Agenda

06 mars 2018 21:11; Act: 06.03.2018 21:11 Print

Par ici toutes les sorties ciné de ce 7 mars

par Catherine Magnin et Marine Guillain - Quels films sortent en Suisse romande cette semaine? Réponse ici, avec toutes les bandes-annonces en prime.

storybild
Sur ce sujet
Une faute?

«The Disaster Artist», de James Franco.
Retrouvez notre critique ici

«Thelma», de Joachim Trier

Fille unique d’un couple très dévot, Thelma (Eili Harboe) fait ses premiers pas en solitaire à l’Université d’Oslo. C’est là qu’elle rencontre la belle Anja (Kaya Wilkins), qui la trouble. Thelma est alors prise de crises d’épilepsie de plus en plus fréquentes, avec des conséquences qui vont au-delà du naturel. Et si, à son corps défendant, par la seule force de son esprit, la jeune femme était capable d’écarter ce qui la dérange... et d’attirer ce qui la séduit? Le réalisateur norvégien Joachim Trier mélange adroitement deux genres, la romance lesbienne et le thriller paranormal. Il en ressort un film qui interroge la fascination et l’inquiétude que provoquent les tabous, les interdits, et leur transgression. Plus sensuel et onirique qu’intellectuel, le traitement ne cherche manifestement pas à séduire tout le monde. ***

«Le jour de mon retour», de James Marsh

«Le jour de mon retour» n’est pas seulement l’histoire vraie de Donald Crowhurst (Colin Firth), marin d’eau douce qui se lança en 1968 dans la première course à la voile autour du monde en so­litaire et sans escale. C’est le portrait d’un homme complètement dépassé par son rêve. Financièrement, lui qui voulait renflouer ses finances se ruina pour armer son embarcation. Pratiquement, son bateau n’avançant pas, il inventa un subterfuge qui manqua de peu de réussir. D’assez peu pour le pousser à commettre l’irréparable. «Le jour de mon retour», c’est surtout une belle histoire d’amour. Evitant le huis clos sur l’océan, James Marsh raconte avec tact le lien qui reliait l’aventurier à son épouse (Rachel Weitz) restée à terre, solide, fière, confiante, compréhensive. ***

«Eva», de Benoît Jacquot

Lorsqu’elle porte sa perruque carrée, Isabelle Huppert a des airs de femme fatale dans le dernier film de Benoît Jacquot. Elle y incarne une prostituée qui intrigue, inspire et obsède ­l’écrivain Bertrand (Gaspard Ulliel). La bande-annonce d’«Eva» promet un thriller psychologique sur fond de séduction et de manipulation, qui risque fort de mal se terminer... Pas vu.
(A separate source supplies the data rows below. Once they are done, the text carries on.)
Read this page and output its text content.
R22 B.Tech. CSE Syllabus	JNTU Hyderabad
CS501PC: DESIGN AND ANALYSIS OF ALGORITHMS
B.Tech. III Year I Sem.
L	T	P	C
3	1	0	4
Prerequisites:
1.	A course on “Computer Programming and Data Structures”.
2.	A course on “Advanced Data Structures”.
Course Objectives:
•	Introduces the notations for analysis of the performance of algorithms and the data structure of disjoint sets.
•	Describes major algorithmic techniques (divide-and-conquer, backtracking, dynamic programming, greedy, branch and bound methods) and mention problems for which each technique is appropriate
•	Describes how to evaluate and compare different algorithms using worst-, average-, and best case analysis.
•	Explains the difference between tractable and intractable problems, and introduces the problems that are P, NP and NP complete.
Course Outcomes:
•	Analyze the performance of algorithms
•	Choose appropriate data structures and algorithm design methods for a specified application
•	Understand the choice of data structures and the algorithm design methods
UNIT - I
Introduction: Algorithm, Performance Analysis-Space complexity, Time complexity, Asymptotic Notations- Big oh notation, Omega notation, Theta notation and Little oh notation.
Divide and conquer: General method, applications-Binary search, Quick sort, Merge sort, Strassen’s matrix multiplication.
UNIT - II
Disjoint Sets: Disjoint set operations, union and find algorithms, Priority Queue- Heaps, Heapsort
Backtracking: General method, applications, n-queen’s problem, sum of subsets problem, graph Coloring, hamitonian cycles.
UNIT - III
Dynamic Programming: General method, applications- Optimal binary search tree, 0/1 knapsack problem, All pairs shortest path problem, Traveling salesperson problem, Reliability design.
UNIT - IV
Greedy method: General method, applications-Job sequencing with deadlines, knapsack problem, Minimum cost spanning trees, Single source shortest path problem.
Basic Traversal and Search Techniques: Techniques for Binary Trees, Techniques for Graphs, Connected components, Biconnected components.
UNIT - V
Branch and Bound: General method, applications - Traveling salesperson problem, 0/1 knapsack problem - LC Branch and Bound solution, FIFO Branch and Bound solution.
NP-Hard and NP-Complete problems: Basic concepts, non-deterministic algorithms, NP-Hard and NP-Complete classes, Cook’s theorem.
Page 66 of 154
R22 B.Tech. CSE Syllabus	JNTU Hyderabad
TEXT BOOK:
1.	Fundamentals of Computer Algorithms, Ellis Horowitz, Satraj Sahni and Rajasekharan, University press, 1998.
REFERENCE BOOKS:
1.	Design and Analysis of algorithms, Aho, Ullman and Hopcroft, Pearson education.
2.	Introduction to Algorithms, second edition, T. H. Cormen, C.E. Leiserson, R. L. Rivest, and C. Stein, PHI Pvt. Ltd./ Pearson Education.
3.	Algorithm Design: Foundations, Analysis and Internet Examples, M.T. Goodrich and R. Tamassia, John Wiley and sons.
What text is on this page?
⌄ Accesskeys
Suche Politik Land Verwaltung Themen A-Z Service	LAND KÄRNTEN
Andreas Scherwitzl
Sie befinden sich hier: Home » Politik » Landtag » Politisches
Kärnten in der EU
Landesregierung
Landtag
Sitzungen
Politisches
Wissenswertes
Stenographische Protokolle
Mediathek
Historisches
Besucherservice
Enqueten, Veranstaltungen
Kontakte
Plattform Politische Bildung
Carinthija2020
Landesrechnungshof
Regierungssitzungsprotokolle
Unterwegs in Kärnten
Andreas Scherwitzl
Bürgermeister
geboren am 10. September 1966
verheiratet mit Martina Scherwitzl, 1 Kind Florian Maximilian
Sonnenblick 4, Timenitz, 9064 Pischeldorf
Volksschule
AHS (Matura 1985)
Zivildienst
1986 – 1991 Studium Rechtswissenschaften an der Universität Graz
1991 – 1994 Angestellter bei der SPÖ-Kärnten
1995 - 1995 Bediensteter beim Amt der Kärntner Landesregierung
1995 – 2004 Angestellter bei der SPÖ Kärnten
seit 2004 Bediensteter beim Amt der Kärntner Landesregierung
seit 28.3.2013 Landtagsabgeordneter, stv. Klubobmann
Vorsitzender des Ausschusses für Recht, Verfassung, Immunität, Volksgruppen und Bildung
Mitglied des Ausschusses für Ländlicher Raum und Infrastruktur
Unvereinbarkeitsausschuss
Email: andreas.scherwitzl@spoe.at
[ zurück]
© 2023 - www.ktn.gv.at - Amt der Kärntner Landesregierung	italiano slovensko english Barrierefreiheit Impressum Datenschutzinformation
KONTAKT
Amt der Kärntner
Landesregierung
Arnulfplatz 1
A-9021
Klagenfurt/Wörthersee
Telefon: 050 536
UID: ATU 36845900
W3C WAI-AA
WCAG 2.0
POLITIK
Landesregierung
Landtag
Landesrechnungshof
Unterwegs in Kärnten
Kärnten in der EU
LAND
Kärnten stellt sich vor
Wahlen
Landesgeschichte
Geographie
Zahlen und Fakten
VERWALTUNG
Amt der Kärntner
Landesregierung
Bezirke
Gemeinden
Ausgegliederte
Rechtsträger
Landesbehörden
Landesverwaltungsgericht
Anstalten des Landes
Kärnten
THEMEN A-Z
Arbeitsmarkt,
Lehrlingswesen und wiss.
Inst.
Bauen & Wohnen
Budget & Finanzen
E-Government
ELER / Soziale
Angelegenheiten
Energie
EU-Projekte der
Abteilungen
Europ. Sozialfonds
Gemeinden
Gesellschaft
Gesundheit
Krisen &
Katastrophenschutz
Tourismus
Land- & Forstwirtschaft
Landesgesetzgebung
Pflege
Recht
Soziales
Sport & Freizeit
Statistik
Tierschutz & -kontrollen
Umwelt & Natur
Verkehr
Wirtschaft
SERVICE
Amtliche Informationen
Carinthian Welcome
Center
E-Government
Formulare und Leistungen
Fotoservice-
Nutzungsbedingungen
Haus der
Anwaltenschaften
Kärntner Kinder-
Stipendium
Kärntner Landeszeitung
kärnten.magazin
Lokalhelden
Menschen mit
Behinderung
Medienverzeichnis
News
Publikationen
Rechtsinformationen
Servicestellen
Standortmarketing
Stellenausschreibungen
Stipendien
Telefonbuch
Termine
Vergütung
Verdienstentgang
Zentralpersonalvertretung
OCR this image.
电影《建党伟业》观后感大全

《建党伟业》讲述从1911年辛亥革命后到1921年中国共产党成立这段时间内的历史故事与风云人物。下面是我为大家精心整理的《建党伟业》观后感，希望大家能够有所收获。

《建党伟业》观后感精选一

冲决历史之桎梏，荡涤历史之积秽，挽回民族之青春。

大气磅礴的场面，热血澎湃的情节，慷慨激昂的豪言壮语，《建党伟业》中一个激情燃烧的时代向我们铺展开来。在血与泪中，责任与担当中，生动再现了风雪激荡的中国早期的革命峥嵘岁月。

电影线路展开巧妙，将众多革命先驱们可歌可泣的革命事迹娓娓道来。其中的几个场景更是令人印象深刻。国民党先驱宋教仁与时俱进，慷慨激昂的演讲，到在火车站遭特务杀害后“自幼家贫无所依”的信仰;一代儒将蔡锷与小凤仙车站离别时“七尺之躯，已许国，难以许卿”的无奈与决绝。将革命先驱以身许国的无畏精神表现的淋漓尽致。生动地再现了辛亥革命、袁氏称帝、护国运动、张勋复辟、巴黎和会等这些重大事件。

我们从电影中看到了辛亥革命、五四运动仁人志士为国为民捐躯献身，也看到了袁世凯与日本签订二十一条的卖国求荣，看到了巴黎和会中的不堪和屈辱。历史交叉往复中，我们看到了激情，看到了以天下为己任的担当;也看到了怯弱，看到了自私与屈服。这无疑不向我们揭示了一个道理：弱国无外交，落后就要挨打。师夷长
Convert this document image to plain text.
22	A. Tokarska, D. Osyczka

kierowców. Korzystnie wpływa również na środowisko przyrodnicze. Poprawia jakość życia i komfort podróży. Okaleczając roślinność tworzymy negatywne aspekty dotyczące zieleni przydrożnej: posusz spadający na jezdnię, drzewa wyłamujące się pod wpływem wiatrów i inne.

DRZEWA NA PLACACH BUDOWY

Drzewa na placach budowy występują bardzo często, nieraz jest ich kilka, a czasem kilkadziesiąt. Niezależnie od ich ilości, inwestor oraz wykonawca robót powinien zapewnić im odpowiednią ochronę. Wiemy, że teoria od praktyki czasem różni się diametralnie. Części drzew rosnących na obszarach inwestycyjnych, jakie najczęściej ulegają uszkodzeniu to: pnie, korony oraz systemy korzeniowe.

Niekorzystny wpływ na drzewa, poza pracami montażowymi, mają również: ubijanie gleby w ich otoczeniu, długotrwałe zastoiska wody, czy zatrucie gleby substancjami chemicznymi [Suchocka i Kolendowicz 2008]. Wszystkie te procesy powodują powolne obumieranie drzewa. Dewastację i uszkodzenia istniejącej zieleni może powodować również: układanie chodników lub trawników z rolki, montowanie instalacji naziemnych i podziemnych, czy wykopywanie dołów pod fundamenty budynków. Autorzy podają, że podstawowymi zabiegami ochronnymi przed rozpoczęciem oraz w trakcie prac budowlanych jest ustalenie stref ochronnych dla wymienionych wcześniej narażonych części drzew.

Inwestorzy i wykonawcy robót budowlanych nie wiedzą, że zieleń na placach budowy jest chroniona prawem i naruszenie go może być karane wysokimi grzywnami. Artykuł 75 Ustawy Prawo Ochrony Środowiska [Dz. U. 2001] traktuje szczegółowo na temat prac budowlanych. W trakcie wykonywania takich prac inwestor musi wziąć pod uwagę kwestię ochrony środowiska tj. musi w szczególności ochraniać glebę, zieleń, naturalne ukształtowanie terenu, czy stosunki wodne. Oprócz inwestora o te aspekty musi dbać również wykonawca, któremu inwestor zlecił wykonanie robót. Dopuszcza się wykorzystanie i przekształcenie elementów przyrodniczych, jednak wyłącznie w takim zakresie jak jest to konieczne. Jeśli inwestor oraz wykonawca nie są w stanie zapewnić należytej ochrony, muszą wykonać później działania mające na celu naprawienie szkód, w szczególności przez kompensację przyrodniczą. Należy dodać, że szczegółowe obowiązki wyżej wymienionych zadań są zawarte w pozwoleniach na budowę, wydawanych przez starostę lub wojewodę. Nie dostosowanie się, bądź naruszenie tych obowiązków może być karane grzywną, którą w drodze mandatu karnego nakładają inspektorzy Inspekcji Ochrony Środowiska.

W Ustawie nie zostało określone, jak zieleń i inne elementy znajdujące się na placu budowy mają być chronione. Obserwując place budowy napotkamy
«Bloc central», de Michel Finazzi.

Le fait que «Bloc central» soit une fiction ne l’empêche en rien de coller à la réalité. Son réalisateur, Michel Finazzi, a animé des ateliers vidéo pendant seize ans dans deux établissements pénitentiaires vaudois. Fort de son expérience, il peint un tableau de la prison du Bois-Mermet en se focalisant sur deux nouveaux arrivants: un surveillant et un prévenu de tentative de meurtre. Le film a été tourné dans la vraie prison. Seule une cellule a dû être reconstituée en studio. Forcément, puisque Bois-Mermet affiche un taux d’occupation de... 170%! Pas vu.

«Machines», de Rahul Jain

«Machines», c’est une plongée dans une grosse usine textile indienne, «dans laquelle les produits sont mieux traités que les gens qui les fabriquent», dixit la radio alémanique SRF Kultur. Voilà le prix que paient les employés exploités dans d’atroces conditions pour des vêtements produits à la chaîne. Sûr que ce doc, primé au Sundance et au Zurich Festival, fera réfléchir le consommateur à deux fois avant son prochain achat. Pas vu.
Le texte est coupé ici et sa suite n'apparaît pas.